Выбрать главу

Мне достаточно было посмотреть один из твоих рассказов. Да, я верю, что когда-нибудь ты сумеешь создать что-то стоящее. Но готов ли ты перенести все эти муки? Говоришь, ты растерян, колеблешься, не знаешь, что делать, и я должен сказать тебе свое слово.
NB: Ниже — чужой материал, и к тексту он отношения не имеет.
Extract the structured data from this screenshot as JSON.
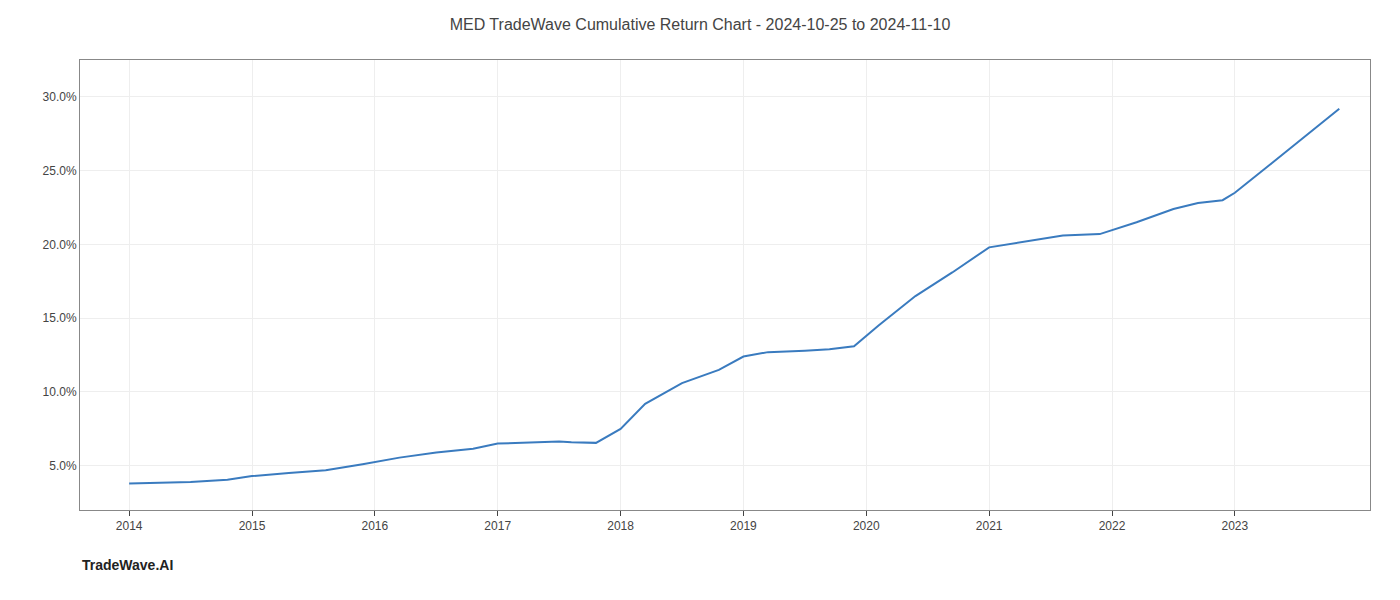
{
  "chart_data": {
    "type": "line",
    "title": "MED TradeWave Cumulative Return Chart - 2024-10-25 to 2024-11-10",
    "annotations": [
      "TradeWave.AI"
    ],
    "x": [
      2014.0,
      2014.2,
      2014.5,
      2014.8,
      2015.0,
      2015.3,
      2015.6,
      2015.9,
      2016.2,
      2016.5,
      2016.8,
      2017.0,
      2017.3,
      2017.5,
      2017.6,
      2017.8,
      2018.0,
      2018.2,
      2018.5,
      2018.8,
      2019.0,
      2019.2,
      2019.5,
      2019.7,
      2019.9,
      2020.1,
      2020.4,
      2020.7,
      2021.0,
      2021.3,
      2021.6,
      2021.9,
      2022.2,
      2022.5,
      2022.7,
      2022.9,
      2023.0,
      2023.3,
      2023.6,
      2023.85
    ],
    "values": [
      3.8,
      3.85,
      3.9,
      4.05,
      4.3,
      4.5,
      4.7,
      5.1,
      5.55,
      5.9,
      6.15,
      6.5,
      6.6,
      6.65,
      6.6,
      6.55,
      7.5,
      9.2,
      10.6,
      11.5,
      12.4,
      12.7,
      12.8,
      12.9,
      13.1,
      14.5,
      16.5,
      18.1,
      19.8,
      20.2,
      20.6,
      20.7,
      21.5,
      22.4,
      22.8,
      23.0,
      23.5,
      25.5,
      27.5,
      29.2
    ],
    "color": "#3a7bbf",
    "xlim": [
      2013.6,
      2024.1
    ],
    "ylim": [
      2.0,
      32.5
    ],
    "xticks": [
      2014,
      2015,
      2016,
      2017,
      2018,
      2019,
      2020,
      2021,
      2022,
      2023
    ],
    "yticks": [
      {
        "value": 5.0,
        "label": "5.0%"
      },
      {
        "value": 10.0,
        "label": "10.0%"
      },
      {
        "value": 15.0,
        "label": "15.0%"
      },
      {
        "value": 20.0,
        "label": "20.0%"
      },
      {
        "value": 25.0,
        "label": "25.0%"
      },
      {
        "value": 30.0,
        "label": "30.0%"
      }
    ],
    "grid": true
  }
}
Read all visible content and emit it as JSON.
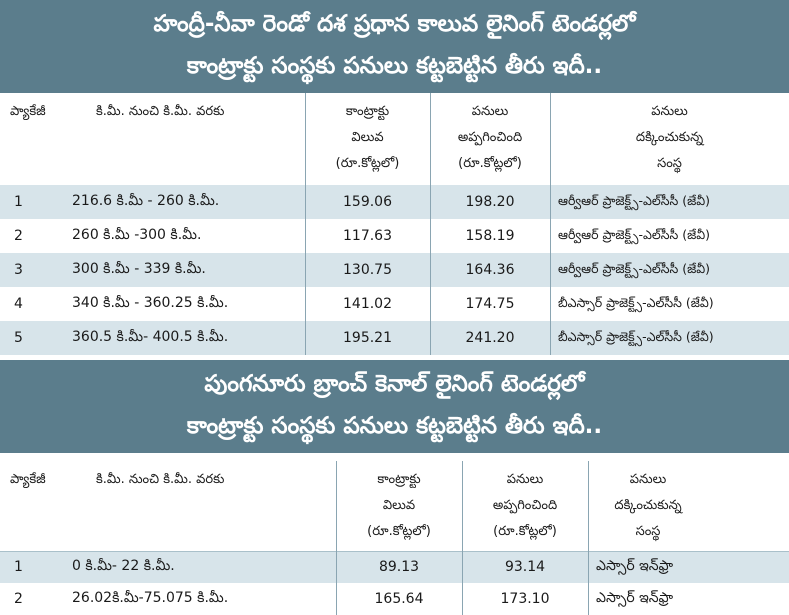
{
  "table1": {
    "title_line1": "హంద్రీ-నీవా రెండో దశ ప్రధాన కాలువ లైనింగ్ టెండర్లలో",
    "title_line2": "కాంట్రాక్టు సంస్థకు పనులు కట్టబెట్టిన తీరు ఇదీ..",
    "headers": {
      "package": "ప్యాకేజీ",
      "range": "కి.మీ. నుంచి కి.మీ. వరకు",
      "value_l1": "కాంట్రాక్టు",
      "value_l2": "విలువ",
      "value_l3": "(రూ.కోట్లలో)",
      "assigned_l1": "పనులు",
      "assigned_l2": "అప్పగించింది",
      "assigned_l3": "(రూ.కోట్లలో)",
      "firm_l1": "పనులు",
      "firm_l2": "దక్కించుకున్న",
      "firm_l3": "సంస్థ"
    },
    "rows": [
      {
        "pkg": "1",
        "range": "216.6 కి.మీ - 260 కి.మీ.",
        "value": "159.06",
        "assigned": "198.20",
        "firm": "ఆర్వీఆర్ ప్రాజెక్ట్స్-ఎల్‌సీసీ (జేవీ)"
      },
      {
        "pkg": "2",
        "range": "260 కి.మీ -300 కి.మీ.",
        "value": "117.63",
        "assigned": "158.19",
        "firm": "ఆర్వీఆర్ ప్రాజెక్ట్స్-ఎల్‌సీసీ (జేవీ)"
      },
      {
        "pkg": "3",
        "range": "300 కి.మీ - 339 కి.మీ.",
        "value": "130.75",
        "assigned": "164.36",
        "firm": "ఆర్వీఆర్ ప్రాజెక్ట్స్-ఎల్‌సీసీ (జేవీ)"
      },
      {
        "pkg": "4",
        "range": "340 కి.మీ - 360.25 కి.మీ.",
        "value": "141.02",
        "assigned": "174.75",
        "firm": "బీఎస్సార్ ప్రాజెక్ట్స్-ఎల్‌సీసీ (జేవీ)"
      },
      {
        "pkg": "5",
        "range": "360.5 కి.మీ- 400.5 కి.మీ.",
        "value": "195.21",
        "assigned": "241.20",
        "firm": "బీఎస్సార్ ప్రాజెక్ట్స్-ఎల్‌సీసీ (జేవీ)"
      }
    ]
  },
  "table2": {
    "title_line1": "పుంగనూరు బ్రాంచ్ కెనాల్ లైనింగ్ టెండర్లలో",
    "title_line2": "కాంట్రాక్టు సంస్థకు పనులు కట్టబెట్టిన తీరు ఇదీ..",
    "headers": {
      "package": "ప్యాకేజీ",
      "range": "కి.మీ. నుంచి కి.మీ. వరకు",
      "value_l1": "కాంట్రాక్టు",
      "value_l2": "విలువ",
      "value_l3": "(రూ.కోట్లలో)",
      "assigned_l1": "పనులు",
      "assigned_l2": "అప్పగించింది",
      "assigned_l3": "(రూ.కోట్లలో)",
      "firm_l1": "పనులు",
      "firm_l2": "దక్కించుకున్న",
      "firm_l3": "సంస్థ"
    },
    "rows": [
      {
        "pkg": "1",
        "range": "0 కి.మీ- 22 కి.మీ.",
        "value": "89.13",
        "assigned": "93.14",
        "firm": "ఎస్సార్ ఇన్‌ఫ్రా"
      },
      {
        "pkg": "2",
        "range": "26.02కి.మీ-75.075 కి.మీ.",
        "value": "165.64",
        "assigned": "173.10",
        "firm": "ఎస్సార్ ఇన్‌ఫ్రా"
      }
    ]
  }
}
Мое слово! Лучше бы мне промолчать, и ты это счел бы жестоким равнодушием, либо мне надо было бы говорить с тобой много дней или жить с тобой много лет — беседовать, иногда молчать или гулять вместе, ничего не говоря, как бывает, когда умирает горячо любимый человек и мы понимаем, что слова бессмысленны и нелепы. В такие минуты лишь искусство других художников спасает тебя, утешает, помогает. Тогда полезны (какой ужас!) страдания великих, взошедших раньше тебя на эту Голгофу.

Именно тогда, кроме таланта и гения, потребуются другие качества: мужество, чтобы высказать свою правду; упорство, чтобы двигаться вперед; редкостная смесь веры в то, что ты должен сказать, и приступов неверия в свои силы; сочетание скромности перед великими и высокомерия перед глупцами; потребность любви и отвага оставаться в одиночестве во избежание соблазна, но также опасности группировок, чуждых влияний. В эти минуты тебе поможет мысль о тех, кто творил в одиночестве: на корабле, как Мелвилл; в джунглях, как Хемингуэй; в деревне, как Фолкнер. Если ты готов страдать, терзаться, терпеть убожество и неприязнь, непонимание и глупость, злобу и беспредельное одиночество, тогда, дорогой Б., ты вправе представить свое свидетельство. Но при этом никто не может тебе гарантировать будущее, которое в любом случае будет печальным: если потерпишь неудачу, ибо неудача всегда неприятна, а для артиста трагична; и если одержишь победу, ибо победа это всегда нечто пошлое, скопление недоразумений, липких прикосновений; ты превращаешься в мерзость, которая именуется «публичным человеком», и в тебя по праву (по праву ли?) может плюнуть любой юнец, такой же, каким ты был вначале. И тебе придется терпеть всю эту несправедливость, гнуть спину и продолжать творить, подобно человеку, который сооружает статую в свинарнике. Почитай Павезе: «Опустошать себя начисто, отдавая всего себя, ибо ты не только выложишь все, что знаешь, но также и то, что подозреваешь и предполагаешь, — свои страхи, фантазии, подсознательную жизнь. И делать это с постоянной усталостью и напряжением, с опасением и трепетом, с открытиями и крушениями. Делать так, чтобы вся жизнь сосредоточивалась в одной точке, и убеждаться, что все это как бы ничто, если не принято и не согрето чьим-то человеческим теплом, словом, присутствием. И умереть от холода, вещать в пустыне, быть одиноким и днем и ночью, как покойник».

Но нет, внезапно ты услышишь это слово, — как сейчас Павезе, там, где он находится, слышит наше слово, — почувствуешь желанное присутствие, долгожданный знак существа, услышавшего на другом острове твой крик, дождешься кого-то, кто поймет твои жесты и способен найти ключ к твоему шифру. И тогда у тебя появятся силы следовать дальше, на миг ты перестанешь слышать хрюканье свиней. Пусть миг этот будет краток, но ты увидишь вечность.

Не знаю, когда, в какой миг разочарования Брамс ввел звучание меланхоличных труб, которое мы слышим с первых тактов его Первой симфонии. Возможно, он не верил в ответ, потому что лишь через тринадцать лет (тринадцать лет!) возвратился к этому произведению. Вероятно, он утратил надежду, кто-то в него плюнул, кто-то смеялся за его спиной, ему чудились недобрые взгляды. Но этот призыв труб прошел через годы, и вдруг ты и я, удрученные горем, слышим его и понимаем, что из чувства долга перед этим страдальцем мы обязаны ответить каким-либо знаком, показать, что мы его поняли.